The first connects the rites of animal sacrifice to gods relating to procreation and development (Mazzorin & Minniti, 2002). In the area of Kolonos Agoraios in Athens, in a well deposit dated to the 2 nd century BC, the bones of 450 infants and 150 dogs were found. The association of the dogs and babies in the well has been interpreted as evidence of rites of purification associated with childbirth. In Ancient Greece one of the rites of passage involving dog sacrifice, was in honour the earth goddess who watched over birth.
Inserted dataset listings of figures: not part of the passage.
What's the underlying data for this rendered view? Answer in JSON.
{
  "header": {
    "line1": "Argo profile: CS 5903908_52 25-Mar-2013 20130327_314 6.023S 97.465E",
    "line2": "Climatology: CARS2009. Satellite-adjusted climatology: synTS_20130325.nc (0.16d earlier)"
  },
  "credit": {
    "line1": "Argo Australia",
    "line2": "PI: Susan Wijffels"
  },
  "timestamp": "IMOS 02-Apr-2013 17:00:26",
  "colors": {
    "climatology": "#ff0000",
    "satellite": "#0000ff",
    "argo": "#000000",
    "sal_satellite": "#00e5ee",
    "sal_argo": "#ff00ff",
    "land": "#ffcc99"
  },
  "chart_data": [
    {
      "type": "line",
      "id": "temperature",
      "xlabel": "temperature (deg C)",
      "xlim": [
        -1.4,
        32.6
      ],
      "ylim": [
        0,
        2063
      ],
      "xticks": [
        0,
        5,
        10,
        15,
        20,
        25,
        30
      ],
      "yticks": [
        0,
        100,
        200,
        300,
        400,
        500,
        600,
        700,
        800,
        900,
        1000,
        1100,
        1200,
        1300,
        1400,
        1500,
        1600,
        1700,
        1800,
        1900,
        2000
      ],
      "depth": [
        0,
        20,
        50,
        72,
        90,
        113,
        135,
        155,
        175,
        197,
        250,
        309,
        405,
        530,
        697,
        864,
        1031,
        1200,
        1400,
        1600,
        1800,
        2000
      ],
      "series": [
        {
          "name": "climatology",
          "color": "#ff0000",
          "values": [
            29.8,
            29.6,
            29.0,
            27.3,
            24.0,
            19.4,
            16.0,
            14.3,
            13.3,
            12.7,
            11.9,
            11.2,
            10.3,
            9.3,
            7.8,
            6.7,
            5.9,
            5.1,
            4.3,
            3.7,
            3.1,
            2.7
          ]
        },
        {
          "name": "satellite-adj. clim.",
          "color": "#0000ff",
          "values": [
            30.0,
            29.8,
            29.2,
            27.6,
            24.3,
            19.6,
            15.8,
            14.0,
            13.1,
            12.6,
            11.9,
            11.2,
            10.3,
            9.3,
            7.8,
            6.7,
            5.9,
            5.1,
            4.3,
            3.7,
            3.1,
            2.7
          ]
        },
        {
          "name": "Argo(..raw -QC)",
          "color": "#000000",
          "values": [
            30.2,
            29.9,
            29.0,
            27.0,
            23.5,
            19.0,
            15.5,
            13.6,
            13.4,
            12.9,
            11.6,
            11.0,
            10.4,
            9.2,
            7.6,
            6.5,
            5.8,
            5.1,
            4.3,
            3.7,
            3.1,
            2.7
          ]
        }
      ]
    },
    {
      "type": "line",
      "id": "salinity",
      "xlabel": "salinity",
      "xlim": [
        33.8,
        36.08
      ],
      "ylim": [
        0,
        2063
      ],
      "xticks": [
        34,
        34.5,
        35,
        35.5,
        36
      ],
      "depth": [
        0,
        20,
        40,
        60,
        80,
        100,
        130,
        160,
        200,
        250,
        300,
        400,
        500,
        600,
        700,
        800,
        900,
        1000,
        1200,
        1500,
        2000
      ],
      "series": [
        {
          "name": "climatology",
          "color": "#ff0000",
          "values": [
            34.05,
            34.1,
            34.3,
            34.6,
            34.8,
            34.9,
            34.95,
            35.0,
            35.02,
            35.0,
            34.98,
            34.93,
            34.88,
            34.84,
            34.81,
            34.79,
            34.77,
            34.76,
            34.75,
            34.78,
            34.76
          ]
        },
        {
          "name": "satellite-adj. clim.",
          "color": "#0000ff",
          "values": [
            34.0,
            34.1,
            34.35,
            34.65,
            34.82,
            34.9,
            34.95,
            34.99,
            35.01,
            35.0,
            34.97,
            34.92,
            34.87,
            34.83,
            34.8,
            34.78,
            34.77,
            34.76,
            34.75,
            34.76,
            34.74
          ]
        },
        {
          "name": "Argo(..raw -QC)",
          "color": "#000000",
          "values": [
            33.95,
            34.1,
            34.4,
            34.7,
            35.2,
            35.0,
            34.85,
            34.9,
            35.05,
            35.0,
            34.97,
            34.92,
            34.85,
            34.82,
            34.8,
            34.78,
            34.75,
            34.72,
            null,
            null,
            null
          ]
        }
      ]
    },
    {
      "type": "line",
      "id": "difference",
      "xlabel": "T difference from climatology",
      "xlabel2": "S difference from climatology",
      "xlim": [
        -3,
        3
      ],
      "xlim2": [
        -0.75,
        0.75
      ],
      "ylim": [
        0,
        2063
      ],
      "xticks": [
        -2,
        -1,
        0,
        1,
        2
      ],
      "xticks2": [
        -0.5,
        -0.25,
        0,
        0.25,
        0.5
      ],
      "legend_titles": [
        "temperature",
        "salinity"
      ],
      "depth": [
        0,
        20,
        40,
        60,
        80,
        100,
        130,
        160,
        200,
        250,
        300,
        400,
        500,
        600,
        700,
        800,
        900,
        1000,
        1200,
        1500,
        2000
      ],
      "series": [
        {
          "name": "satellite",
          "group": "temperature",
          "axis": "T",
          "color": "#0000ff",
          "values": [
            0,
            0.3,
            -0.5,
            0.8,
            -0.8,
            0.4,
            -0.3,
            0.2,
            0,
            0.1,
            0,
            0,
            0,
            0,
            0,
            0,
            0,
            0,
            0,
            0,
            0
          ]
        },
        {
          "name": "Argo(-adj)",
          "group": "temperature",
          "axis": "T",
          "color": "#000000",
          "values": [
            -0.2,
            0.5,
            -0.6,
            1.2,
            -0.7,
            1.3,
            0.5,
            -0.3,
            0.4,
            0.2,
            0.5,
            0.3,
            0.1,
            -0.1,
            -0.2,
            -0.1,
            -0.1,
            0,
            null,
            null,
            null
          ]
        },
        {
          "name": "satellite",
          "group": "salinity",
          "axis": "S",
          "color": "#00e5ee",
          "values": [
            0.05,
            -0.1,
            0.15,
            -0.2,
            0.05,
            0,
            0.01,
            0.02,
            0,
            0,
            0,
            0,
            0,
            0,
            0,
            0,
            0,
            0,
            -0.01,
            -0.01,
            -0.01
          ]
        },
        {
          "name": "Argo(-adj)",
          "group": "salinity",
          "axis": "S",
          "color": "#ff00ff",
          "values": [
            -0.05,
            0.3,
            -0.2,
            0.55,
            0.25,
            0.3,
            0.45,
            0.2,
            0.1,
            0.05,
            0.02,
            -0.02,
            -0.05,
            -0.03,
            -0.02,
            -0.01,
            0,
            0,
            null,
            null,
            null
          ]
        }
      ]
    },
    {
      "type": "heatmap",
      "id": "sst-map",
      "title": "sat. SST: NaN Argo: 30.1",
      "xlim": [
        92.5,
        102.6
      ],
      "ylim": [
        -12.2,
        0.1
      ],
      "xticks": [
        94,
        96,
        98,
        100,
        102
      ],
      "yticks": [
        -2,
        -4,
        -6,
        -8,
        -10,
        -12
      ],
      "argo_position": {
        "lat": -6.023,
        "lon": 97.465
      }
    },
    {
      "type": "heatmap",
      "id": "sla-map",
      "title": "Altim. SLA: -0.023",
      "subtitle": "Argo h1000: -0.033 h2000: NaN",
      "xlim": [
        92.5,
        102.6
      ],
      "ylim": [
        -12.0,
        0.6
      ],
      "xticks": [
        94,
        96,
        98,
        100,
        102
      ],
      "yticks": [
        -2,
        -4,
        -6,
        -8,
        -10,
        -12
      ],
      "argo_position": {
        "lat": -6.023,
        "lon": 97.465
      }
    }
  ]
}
This ritual is documented in Italy by the bones of dogs found together with ceramic shards dating to the late 4 th century BC found in the well of a temple at Pyrgi, which was identified with goddesses associated with the concept of birth and development.
The second form appears to take its origins from the everyday role of dogs in human life as faithful companions and guardians of precious possessions (Mazzorin & Minniti, 2002). There has been a multitude of tomb findings in which the remains of a dog were found next to or near a buried individual, suggesting that the dog was killed in order to be buried alongside its owner. Dogs were often connected with the Underworld and were assumed to belong to both the land of the living and the land of the dead (Sergis). In the mythology of ancient Greece dogs played a part in three important phases of man’s relationship with death: the passage from life to death; the time spent in the Underworld; and the return to life as a spirit.
Archaeologists in Portsmouth are working to uncover more of the mysteries of the ancient Roman well and why the dogs were sacrificed there, perhaps linking the well to the worship of a particular god or goddess.
De Grossi Mazzorin, J. & Minniti, C. (2002). Dog Sacrifice in the Ancient World: A Ritual Passage? Dogs and People in Social, Working, Economic or Symbol Interaction, pp 62-66.